A chaque retour des vacances d’été, les Européens sont presque inévitablement appelés à une refonte structurelle de l’Union européenne. Cette année ne fera pas exception, même si l’impulsion du changement pourrait être plus forte que jamais.
L’Union européenne est confrontée à de nombreux défis, voire existentiels. La guerre fait rage à ses portes, la compétitivité économique est en baisse et une profonde polarisation sociale persiste. L’incertitude politique en France et l’indécision en Allemagne accentuent la fragilité de l’UE, précisément au moment où une transition imprévisible du leadership aux États-Unis, qui menace d’ouvrir la voie à une période prolongée d’isolationnisme américain, ne laisse à l’Europe d’autre choix que de prendre son destin en main.
L’Union européenne a réussi à surmonter de graves perturbations ces dernières années, de la crise de la dette souveraine au retrait du Royaume-Uni. Mais dans le contexte géopolitique actuel, elle est faible, vulnérable et mal préparée pour relever les défis auxquels elle est confrontée. L’influence persistante des forces populistes, qui instrumentalisent les inquiétudes concernant l’immigration illégale et défient ouvertement l’unité européenne, en est l’une des principales raisons.
Par exemple, le Premier ministre hongrois Viktor Orban, qui dirige le gouvernement depuis 2010 (après avoir occupé ce poste de 1998 à 2002), semble s’être donné pour mission d’affaiblir l’État de droit en Hongrie et dans toute l’UE, tout en sapant la cohésion européenne. Le mois dernier, son gouvernement a assumé la présidence tournante du Conseil de l’UE.
En quelques jours, Orban a effectué des visites surprises à Kiev, Moscou et Pékin pour discuter d’un éventuel accord de paix avec l’Ukraine, dans le but évident d’exploiter l’appareil institutionnel de l’UE et de le saper stratégiquement. Il a également assisté, là encore sans coordination ni avertissement, au sommet de l’Organisation des États turcs, qui inclut comme observateur la République turque non reconnue de Chypre du Nord.
Les dirigeants européens se sont empressés de préciser que Viktor Orban n’avait aucun mandat pour représenter l’Union à l’extérieur, et encore moins pour négocier un quelconque accord de paix avec l’Ukraine. Pour souligner que Viktor Orban agissait de manière inappropriée, le chef de la diplomatie européenne, Josep Borrell, a retiré à la Hongrie le droit d’accueillir la prochaine réunion des ministres des Affaires étrangères et de la Défense, qui incombe normalement au Conseil du président de l’UE.
Orban n’a pas hésité à annoncer un nouveau système de visas accéléré qui permettrait aux citoyens de huit pays, dont la Russie et la Biélorussie, d’entrer en Hongrie sans contrôle de sécurité, ce qui a suscité des craintes quant à l’intégrité de l’espace Schengen et à la sécurité de l’UE en général.

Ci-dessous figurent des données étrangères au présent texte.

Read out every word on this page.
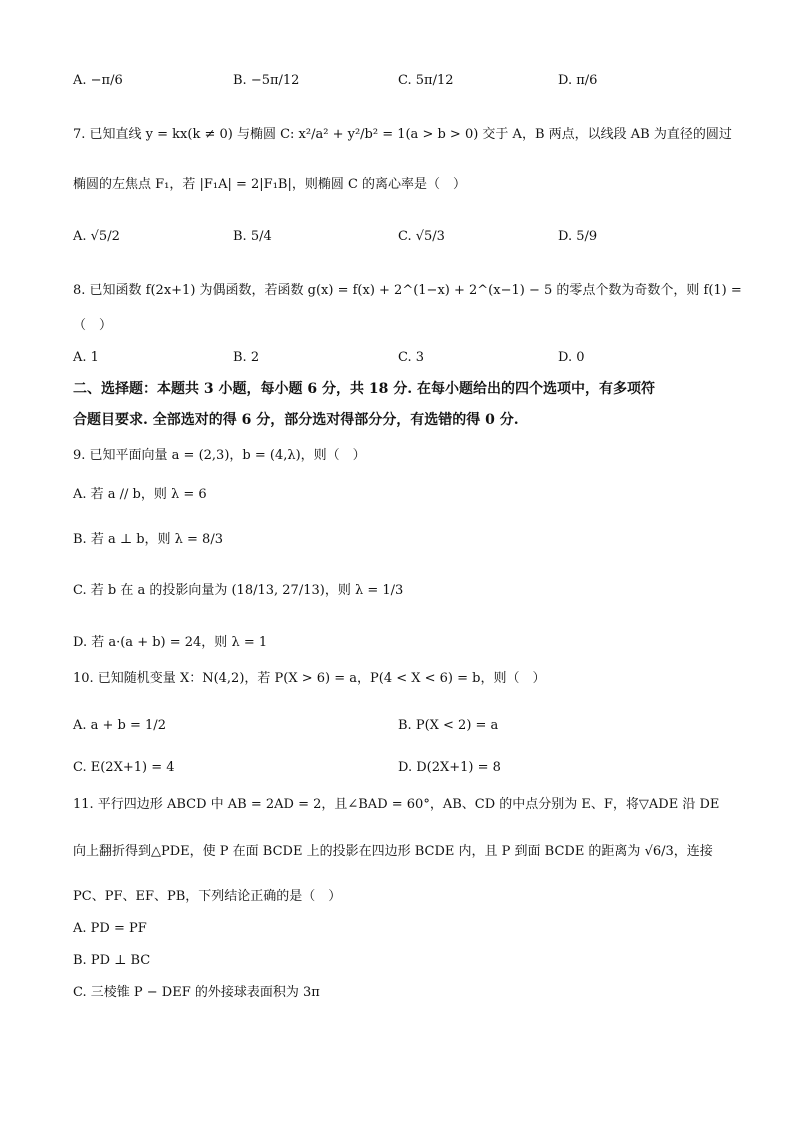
A. −π/6	B. −5π/12	C. 5π/12	D. π/6
7. 已知直线 y = kx(k ≠ 0) 与椭圆 C: x²/a² + y²/b² = 1(a > b > 0) 交于 A，B 两点，以线段 AB 为直径的圆过
椭圆的左焦点 F₁，若 |F₁A| = 2|F₁B|，则椭圆 C 的离心率是（　）
A. √5/2	B. 5/4	C. √5/3	D. 5/9
8. 已知函数 f(2x+1) 为偶函数，若函数 g(x) = f(x) + 2^(1−x) + 2^(x−1) − 5 的零点个数为奇数个，则 f(1) =
（　）
A. 1	B. 2	C. 3	D. 0
二、选择题：本题共 3 小题，每小题 6 分，共 18 分. 在每小题给出的四个选项中，有多项符
合题目要求. 全部选对的得 6 分，部分选对得部分分，有选错的得 0 分.
9. 已知平面向量 a = (2,3)，b = (4,λ)，则（　）
A. 若 a // b，则 λ = 6
B. 若 a ⊥ b，则 λ = 8/3
C. 若 b 在 a 的投影向量为 (18/13, 27/13)，则 λ = 1/3
D. 若 a·(a + b) = 24，则 λ = 1
10. 已知随机变量 X：N(4,2)，若 P(X > 6) = a，P(4 < X < 6) = b，则（　）
A. a + b = 1/2	B. P(X < 2) = a
C. E(2X+1) = 4	D. D(2X+1) = 8
11. 平行四边形 ABCD 中 AB = 2AD = 2，且∠BAD = 60°，AB、CD 的中点分别为 E、F，将▽ADE 沿 DE
向上翻折得到△PDE，使 P 在面 BCDE 上的投影在四边形 BCDE 内，且 P 到面 BCDE 的距离为 √6/3，连接
PC、PF、EF、PB，下列结论正确的是（　）
A. PD = PF
B. PD ⊥ BC
C. 三棱锥 P − DEF 的外接球表面积为 3π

Orban a également cherché, avec ses homologues slovaques, à utiliser les leviers de l’UE pour forcer l’Ukraine à mettre fin à son interdiction du transit du pétrole russe par l’oléoduc Droujba qui traverse son territoire. Plus récemment, la Hongrie a bloqué une déclaration commune de l’UE sur les « irrégularités » des élections présidentielles au Venezuela, ce qui a incité Borrell à publier une déclaration séparée.
Les dirigeants européens peuvent faire tout ce qu’ils veulent pour limiter les dégâts, mais Orban atteint son objectif : donner à l’Union une image confuse, discordante et faible. Ayant assimilé les principales leçons de l’ère soviétique, il sait que les empires et les institutions commencent à vaciller dès qu’ils deviennent des objets de ridicule.
Cette situation a contribué à renforcer l’impression que, dans un monde de plus en plus défini par les jeux de pouvoir géopolitiques et la realpolitik, l’autorité morale de l’UE et son engagement en faveur d’une gouvernance fondée sur des valeurs sont désuètes et inefficaces, des vestiges du passé. Le manque de leadership visionnaire et de cohésion entre les membres clés n’a fait qu’aggraver le problème.
Non seulement le moteur franco-allemand de l’intégration européenne, autrefois puissant, est à bout de souffle, mais le nouveau mandat de la présidente de la Commission européenne, obtenu grâce à un programme ambigu qui cherchait à faire appel à un large éventail d’intérêts, ne semble pas susceptible d’apporter de profonds changements. Dans ce contexte, il s’avérera difficile, au mieux, de forger une vision cohérente sur des questions cruciales comme la compétitivité, l’innovation et la défense. Ceux qui ont le plus à gagner de cette situation sont les fauteurs de troubles, comme Orban, qui ont appris à exploiter la désunion et l’ambiguïté.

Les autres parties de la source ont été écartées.